The world is heading for 2.5 degrees Celsius warming by 2100 and needs to increase total investments by 50 per cent to decarbonise the energy sector to be able to limit global warming to below 1.5 degrees Celsius under the Paris Agreement, a new report said.
While net-zero pledges announced by countries around the world now cover 88 per cent of annual global emissions, no major country is on track to meet their 2030 emissions reduction goals, according to consulting company Wood Mackenzie in its 2023 Energy Transition Outlook published on Thursday.
Only the European Union (EU) and the United Kingdom (UK) come close to meeting their emissions reduction targets by 2030, with the United States (US), Japan, and South Korea falling behind. On the other hand, China and India are on course to increase their emissions by the end of the decade, according to the consultancy.
“The pathway to net zero was always going to be challenging, but Russia’s invasion of Ukraine has made it more difficult especially in the near term,” said Simon Flowers, chairman and chief analyst at Wood Mackenzie. “Supply security fears increased around the world, and higher prices across energy and mining commodities have fuelled inflation.”
For China, the world’s largest carbon dioxide emitter accounting for nearly 30 per cent of global emissions, the main challenge for it to meet its carbon reduction goals is its current significant level of emissions and huge reliance on coal, said Prakash Sharma, vice-president of scenarios and technologies research at Wood Mackenzie, and lead author of the report.
“The main challenge for China is its starting point … so in order for China to quickly decarbonise and reduce emissions, especially by 2030, is going to be very tricky,” said Sharma.
“The biggest challenge for China would be to move away from coal, and that’s where the role of gas becomes very important, because gas can allow China to decarbonise but also make it meet its growing energy demand,” said Sharma.
Achieving the 1.5 degrees Celsius target is going to be “extremely challenging”, but it is possible and greatly depends on actions taken this decade, said Flowers.
The total investment needed to decarbonise the energy sector is estimated to cost US$1.9 trillion a year under the 2.5 degrees Celsius scenario, while this needs to increase by 150 per cent to US$2.7 trillion a year if the world wants to meet the 1.5 degrees target, according to Wood Mackenzie.
And more than 75 per cent of this investment is needed in the power and infrastructure sectors, to build low carbon power supply and infrastructure at a faster pace, according to Sharma.
The share of wind and solar should increase from 13 per cent today to over 65 per cent by 2050 to reach the 1.5-degree target, according to Wood Mackenzie. It also requires 515 million tonnes of low-carbon hydrogen by 2050, as the technology will see 11 per cent share in final energy demand by mid-century to phase out fossil fuels in chemicals, steel, cement, and heavy-duty mobility, the report showed.

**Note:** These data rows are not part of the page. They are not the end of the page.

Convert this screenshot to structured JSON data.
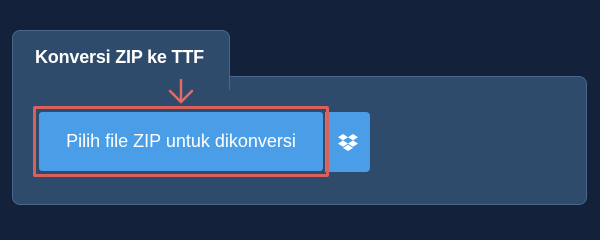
{
  "tab": {
    "title": "Konversi ZIP ke TTF"
  },
  "upload": {
    "button_label": "Pilih file ZIP untuk dikonversi"
  },
  "dropbox": {
    "icon": "dropbox-icon"
  },
  "colors": {
    "background": "#13213a",
    "panel": "#2e4b6c",
    "button": "#4a9ee8",
    "highlight": "#d9605c"
  }
}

For electric vehicles, global stocks should rise from 43 million cars today to 1.02 billion cars by 2050 to limit global warming by 2.5 degrees, and an additional 60 per cent growth in stock is needed to reach 1.5 degrees, according to the report.
“China has strong potential there, especially in the long term, by being the biggest market for renewable capacity addition, and the biggest market for battery manufacturing and critical minerals manufacturing. So China can really quickly play an important role in lowering the cost of new technologies, just because of the size of its market,” said Sharma.